A capacidade de retratar com perfeição situações na verdade universais, que muitos de nós vivemos e com as quais, portanto, nos identificamos, é, até onde eu posso perceber, uma das principais características dos grandes escritores. É, em outras palavras, a empatia, construída pelo autor, dos leitores com os personagens e as passagens narradas.

Por isso, não há nada de extraordinário em constatar a consagrada genialidade de Edith Wharton ao ler seu conto e de alguma forma me ver na sua personagem feminina.

Eu havia almoçado com três advogadas em Chicago quando estive lá a trabalho em 2002. Fui visitar o escritório onde elas trabalhavam e elas me levaram para almoçar. Sabe como é, quatro mulheres juntas. O papo rapidamente migrou do trabalho para a vida pessoal de cada uma. Acabei comentando que tinha reencontrado um grande amor depois de anos, contando toda a saga para elas. As três, um pouco mais velhas que eu, ficaram excitadíssimas, animadas mesmo com a história ou pelo menos com o meu relato, com a minha visão dela.

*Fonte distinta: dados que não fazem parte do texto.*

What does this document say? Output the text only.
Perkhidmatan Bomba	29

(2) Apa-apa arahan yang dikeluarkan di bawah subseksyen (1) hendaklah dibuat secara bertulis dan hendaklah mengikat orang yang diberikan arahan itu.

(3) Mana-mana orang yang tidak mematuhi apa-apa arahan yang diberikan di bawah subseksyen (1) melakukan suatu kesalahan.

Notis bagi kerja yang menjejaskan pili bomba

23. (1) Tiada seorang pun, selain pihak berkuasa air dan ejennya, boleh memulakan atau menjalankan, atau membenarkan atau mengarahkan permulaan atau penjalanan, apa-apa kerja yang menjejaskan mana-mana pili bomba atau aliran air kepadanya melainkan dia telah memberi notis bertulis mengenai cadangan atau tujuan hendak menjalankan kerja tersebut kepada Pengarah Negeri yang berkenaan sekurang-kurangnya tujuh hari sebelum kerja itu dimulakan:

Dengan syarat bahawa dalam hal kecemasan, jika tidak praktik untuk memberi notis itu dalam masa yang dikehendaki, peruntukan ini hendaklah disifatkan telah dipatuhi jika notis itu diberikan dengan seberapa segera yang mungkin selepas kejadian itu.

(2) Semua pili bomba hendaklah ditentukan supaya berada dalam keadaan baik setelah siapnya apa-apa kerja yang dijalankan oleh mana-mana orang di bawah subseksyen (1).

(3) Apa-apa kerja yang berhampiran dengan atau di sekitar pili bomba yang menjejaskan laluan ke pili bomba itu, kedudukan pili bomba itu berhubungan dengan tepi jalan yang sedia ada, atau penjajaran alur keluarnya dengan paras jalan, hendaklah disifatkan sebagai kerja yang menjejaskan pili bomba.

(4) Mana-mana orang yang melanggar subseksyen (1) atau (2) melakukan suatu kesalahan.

Beth tentou fazer com que o tal conto chegasse às minhas mãos antes da minha partida mas só fui recebê-lo algum tempo depois da minha volta ao Rio. Uma pena. Talvez eu pudesse ter sido persuadida a enxergar as coisas como elas de fato se apresentavam.

Quando finalmente comecei a ler já era tarde demais. Inicialmente fiquei meio sem entender o motivo pelo qual ela havia se empenhado tanto em fazer com que o conto chegasse às minhas mãos mas a medida em que fui avançando no texto fui tomada por um sentimento que era um misto de medo, nervosismo e emoção. Ao adivinhar o que viria a seguir, pois naquela altura eu já sabia o que ia acontecer, eu temia cada palavra com o coração disparado, como se o conto fosse a prova cabal do desfecho da minha história e confirmasse sua condenação ao fracasso.

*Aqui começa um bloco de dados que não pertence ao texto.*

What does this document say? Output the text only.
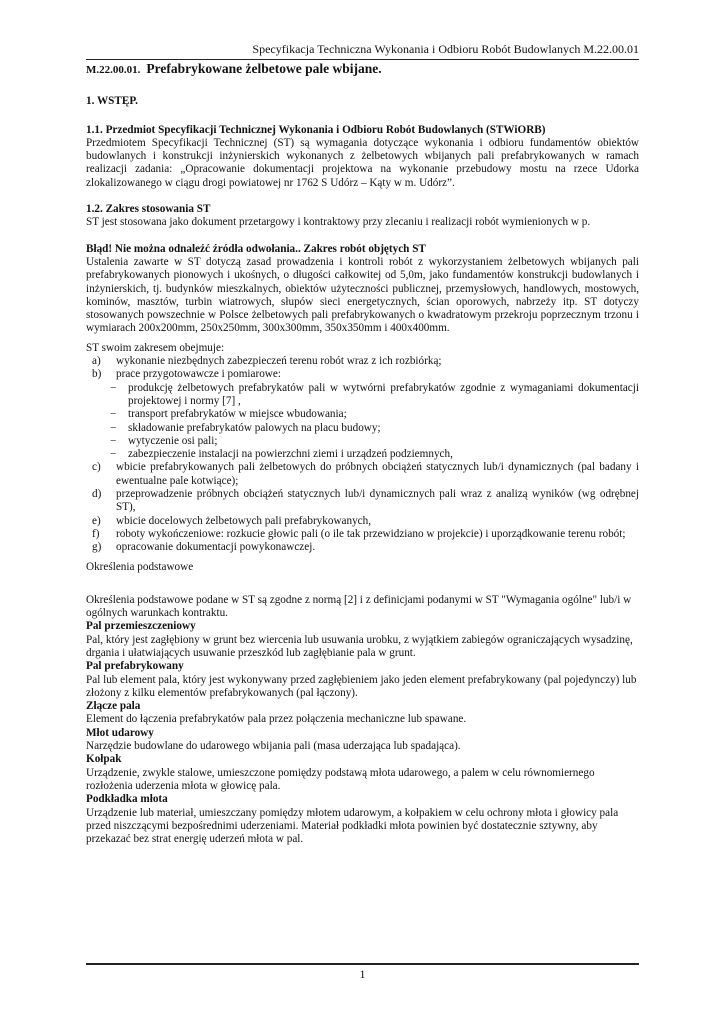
Specyfikacja Techniczna Wykonania i Odbioru Robót Budowlanych M.22.00.01
M.22.00.01. Prefabrykowane żelbetowe pale wbijane.
1. WSTĘP.
1.1. Przedmiot Specyfikacji Technicznej Wykonania i Odbioru Robót Budowlanych (STWiORB)

Przedmiotem Specyfikacji Technicznej (ST) są wymagania dotyczące wykonania i odbioru fundamentów obiektów budowlanych i konstrukcji inżynierskich wykonanych z żelbetowych wbijanych pali prefabrykowanych w ramach realizacji zadania: „Opracowanie dokumentacji projektowa na wykonanie przebudowy mostu na rzece Udorka zlokalizowanego w ciągu drogi powiatowej nr 1762 S Udórz – Kąty w m. Udórz”.

1.2. Zakres stosowania ST

ST jest stosowana jako dokument przetargowy i kontraktowy przy zlecaniu i realizacji robót wymienionych w p.

Błąd! Nie można odnaleźć źródła odwołania.. Zakres robót objętych ST

Ustalenia zawarte w ST dotyczą zasad prowadzenia i kontroli robót z wykorzystaniem żelbetowych wbijanych pali prefabrykowanych pionowych i ukośnych, o długości całkowitej od 5,0m, jako fundamentów konstrukcji budowlanych i inżynierskich, tj. budynków mieszkalnych, obiektów użyteczności publicznej, przemysłowych, handlowych, mostowych, kominów, masztów, turbin wiatrowych, słupów sieci energetycznych, ścian oporowych, nabrzeży itp. ST dotyczy stosowanych powszechnie w Polsce żelbetowych pali prefabrykowanych o kwadratowym przekroju poprzecznym trzonu i wymiarach 200x200mm, 250x250mm, 300x300mm, 350x350mm i 400x400mm.

ST swoim zakresem obejmuje:

a)	wykonanie niezbędnych zabezpieczeń terenu robót wraz z ich rozbiórką;
b)	prace przygotowawcze i pomiarowe:
−	produkcję żelbetowych prefabrykatów pali w wytwórni prefabrykatów zgodnie z wymaganiami dokumentacji projektowej i normy [7] ,
−	transport prefabrykatów w miejsce wbudowania;
−	składowanie prefabrykatów palowych na placu budowy;
−	wytyczenie osi pali;
−	zabezpieczenie instalacji na powierzchni ziemi i urządzeń podziemnych,
c)	wbicie prefabrykowanych pali żelbetowych do próbnych obciążeń statycznych lub/i dynamicznych (pal badany i ewentualne pale kotwiące);
d)	przeprowadzenie próbnych obciążeń statycznych lub/i dynamicznych pali wraz z analizą wyników (wg odrębnej ST),
e)	wbicie docelowych żelbetowych pali prefabrykowanych,
f)	roboty wykończeniowe: rozkucie głowic pali (o ile tak przewidziano w projekcie) i uporządkowanie terenu robót;
g)	opracowanie dokumentacji powykonawczej.

Określenia podstawowe

Określenia podstawowe podane w ST są zgodne z normą [2] i z definicjami podanymi w ST "Wymagania ogólne" lub/i w ogólnych warunkach kontraktu.

Pal przemieszczeniowy

Pal, który jest zagłębiony w grunt bez wiercenia lub usuwania urobku, z wyjątkiem zabiegów ograniczających wysadzinę, drgania i ułatwiających usuwanie przeszkód lub zagłębianie pala w grunt.

Pal prefabrykowany

Pal lub element pala, który jest wykonywany przed zagłębieniem jako jeden element prefabrykowany (pal pojedynczy) lub złożony z kilku elementów prefabrykowanych (pal łączony).

Złącze pala

Element do łączenia prefabrykatów pala przez połączenia mechaniczne lub spawane.

Młot udarowy

Narzędzie budowlane do udarowego wbijania pali (masa uderzająca lub spadająca).

Kołpak

Urządzenie, zwykle stalowe, umieszczone pomiędzy podstawą młota udarowego, a palem w celu równomiernego rozłożenia uderzenia młota w głowicę pala.

Podkładka młota

Urządzenie lub materiał, umieszczany pomiędzy młotem udarowym, a kołpakiem w celu ochrony młota i głowicy pala przed niszczącymi bezpośrednimi uderzeniami. Materiał podkładki młota powinien być dostatecznie sztywny, aby przekazać bez strat energię uderzeń młota w pal.

1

Lembro que escrevi para a Beth agradecendo muito pelo texto antes mesmo de lê-lo mas tenho a impressão de que nunca escrevi para ela depois, contando o que tinha acontecido. Assim como na história de Halston Merrick e Paulina Trant o Happy Ending desejado pela Beth não aconteceu.

Arrumando algumas gavetas recentemente esbarrei com a cópia do conto e com o bilhete escrito em vermelho na sua capa. Lembrei desse episódio e mais uma vez me impressionei com a sensibilidade que fez com que a Beth, sem conhecer a mim ou ao personagem masculino da minha história, e em apenas algumas horas, fosse capaz de perceber meandros até então insuspeitos e relacioná-los com o conto de Edith Wharton.

Talvez eu devesse escrever para ela contando que houve um Happy Ending na minha vida. Logo depois desse episódio encontrei meu marido no meio de uma pista de dança e fui feliz para sempre.